Mixed exponential statistical structures and their approximation operators

TL;DR

This paper introduces a new class of mixed exponential statistical structures and their approximation operators, unifying continuous and discrete stochastic models with potential for advanced analytical and approximation applications.

Contribution

It presents a generalized family of mixed exponential structures and operators, including known cases, with detailed analysis of their properties and convergence behavior.

Findings

Recurrent relations for central moments established

Operators demonstrate controllable approximation properties

Unified framework for continuous and discrete stochastic models

Abstract

The paper examines the construction and analysis of a new class of mixed exponential statistical structures that combine the properties of stochastic models and linear positive operators. The relevance of the topic is driven by the growing need to develop a unified theoretical framework capable of describing both continuous and discrete random structures that possess approximation properties. The aim of the study is to introduce and analyze a generalized family of mixed exponential statistical structures and their corresponding linear positive operators, which include known operators as particular cases. We define auxiliary statistical structures B and H through differential relations between their elements, and construct the main Phillips-type structure. Recurrent relations for the central moments are obtained, their properties are established, and the convergence and approximation accuracy of the constructed operators are investigated.
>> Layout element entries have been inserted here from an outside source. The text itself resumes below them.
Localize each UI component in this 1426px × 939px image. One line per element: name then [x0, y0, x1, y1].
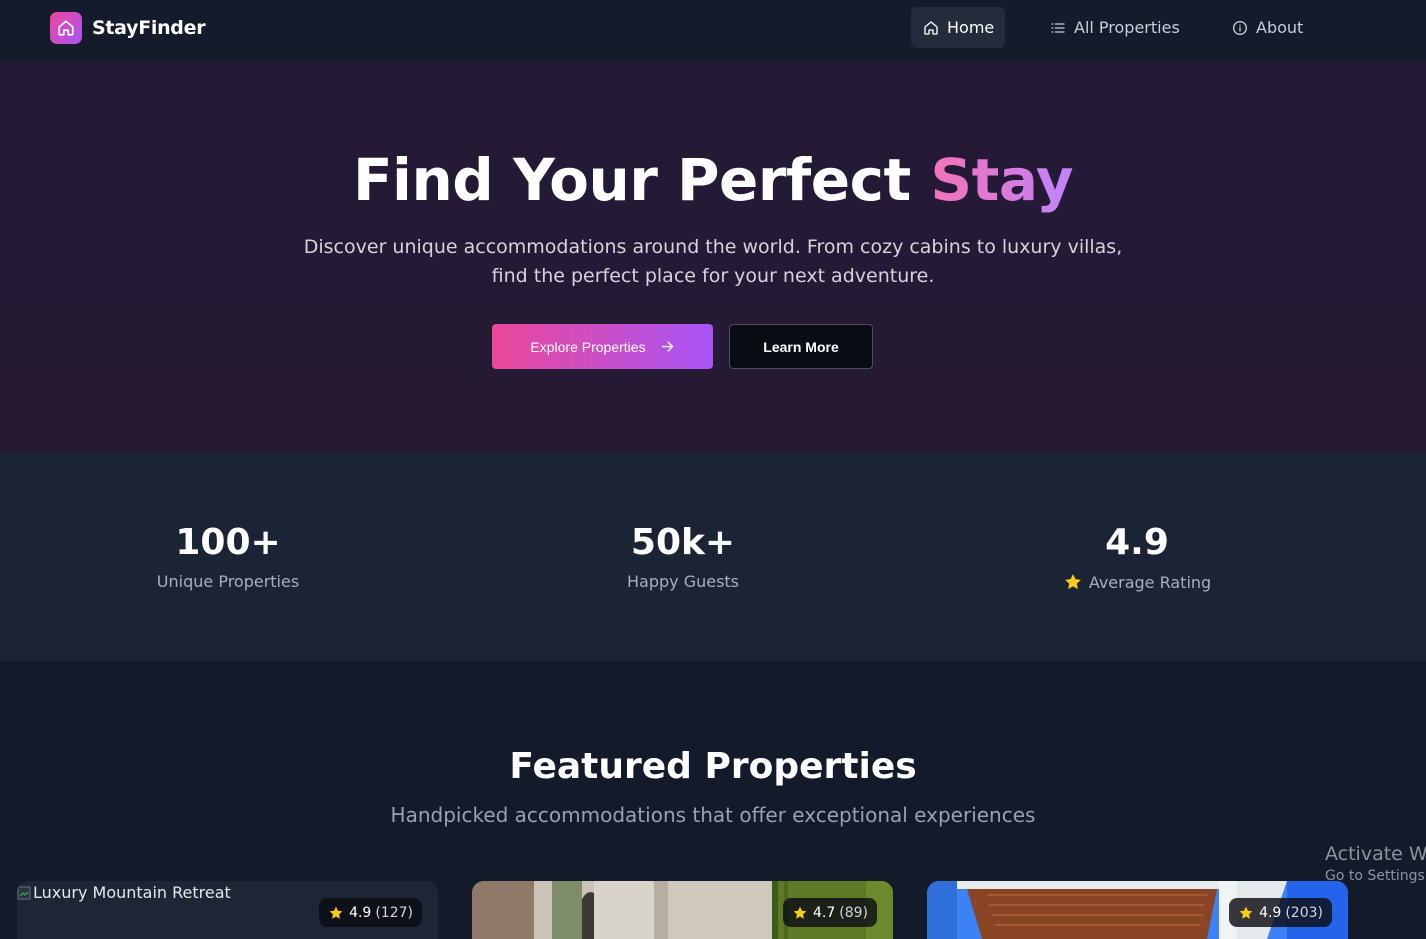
rating-value: 4.9 [349, 904, 372, 921]
activation-watermark: Activate Wi Go to Settings t [1325, 843, 1426, 887]
nav-all-properties[interactable]: All Properties [1040, 7, 1190, 48]
watermark-line1: Activate Wi [1325, 843, 1426, 865]
broken-image-icon [17, 885, 31, 901]
home-logo-icon [50, 12, 82, 44]
nav-all-properties-label: All Properties [1074, 18, 1180, 37]
hero-title-accent: Stay [930, 146, 1074, 214]
property-image-alt: Luxury Mountain Retreat [33, 883, 231, 902]
star-icon [1063, 572, 1083, 592]
hero-title: Find Your Perfect Stay [0, 144, 1426, 216]
info-icon [1232, 20, 1248, 36]
review-count: (89) [839, 904, 868, 921]
property-image: Luxury Mountain Retreat [17, 883, 231, 902]
home-icon [923, 20, 939, 36]
stat-label: Unique Properties [78, 572, 378, 591]
star-icon [1238, 905, 1254, 921]
featured-title: Featured Properties [509, 746, 917, 787]
featured-section: Featured Properties Handpicked accommoda… [0, 661, 1426, 939]
hero-section: Find Your Perfect Stay Discover unique a… [0, 62, 1426, 452]
hero-title-main: Find Your Perfect [352, 146, 931, 214]
stat-label: Average Rating [987, 572, 1287, 592]
top-navbar: StayFinder Home All Properties About [0, 0, 1426, 61]
watermark-line2: Go to Settings t [1325, 868, 1426, 884]
arrow-right-icon [660, 339, 675, 354]
star-icon [328, 905, 344, 921]
explore-properties-label: Explore Properties [530, 338, 646, 355]
rating-badge: 4.9 (127) [319, 898, 422, 927]
hero-subtitle: Discover unique accommodations around th… [263, 233, 1163, 291]
stat-average-rating: 4.9 Average Rating [987, 520, 1287, 592]
property-card[interactable]: 4.9 (203) [927, 881, 1348, 939]
rating-value: 4.9 [1259, 904, 1282, 921]
list-icon [1050, 20, 1066, 36]
nav-home[interactable]: Home [911, 7, 1005, 48]
review-count: (203) [1285, 904, 1323, 921]
hero-subtitle-line1: Discover unique accommodations around th… [303, 236, 1123, 258]
stat-value: 4.9 [1105, 522, 1169, 563]
hero-subtitle-line2: find the perfect place for your next adv… [491, 265, 935, 287]
nav-about-label: About [1256, 18, 1304, 37]
stat-label-text: Happy Guests [626, 572, 740, 591]
learn-more-button[interactable]: Learn More [729, 324, 873, 369]
rating-value: 4.7 [812, 904, 836, 921]
review-count: (127) [375, 904, 413, 921]
brand[interactable]: StayFinder [50, 12, 206, 44]
featured-subtitle: Handpicked accommodations that offer exc… [390, 803, 1036, 827]
stat-value: 50k+ [630, 522, 736, 563]
stat-value: 100+ [175, 522, 281, 563]
stat-label-text: Unique Properties [156, 572, 300, 591]
property-card[interactable]: 4.7 (89) [472, 881, 893, 939]
explore-properties-button[interactable]: Explore Properties [492, 324, 713, 369]
rating-badge: 4.7 (89) [782, 898, 877, 927]
nav-about[interactable]: About [1222, 7, 1318, 48]
stat-label-text: Average Rating [1088, 572, 1212, 592]
stat-unique-properties: 100+ Unique Properties [78, 520, 378, 591]
property-card[interactable]: Luxury Mountain Retreat 4.9 (127) [17, 881, 438, 939]
star-icon [792, 905, 808, 921]
stat-happy-guests: 50k+ Happy Guests [533, 520, 833, 591]
brand-name: StayFinder [92, 17, 206, 39]
stat-label: Happy Guests [533, 572, 833, 591]
rating-badge: 4.9 (203) [1229, 898, 1332, 927]
nav-home-label: Home [947, 18, 995, 37]
stats-section: 100+ Unique Properties 50k+ Happy Guests… [0, 452, 1426, 661]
The proposed approach allows mixed exponential structures to be viewed as a generalization of known statistical systems, providing a unified analytical and stochastic description. The results demonstrate that mixed exponential statistical structures can be used to develop new classes of positive operators with controllable preservation and approximation properties. The proposed methodology forms a basis for further research in constructing multidimensional statistical structures, analyzing operators in weighted spaces, and studying their asymptotic characteristics.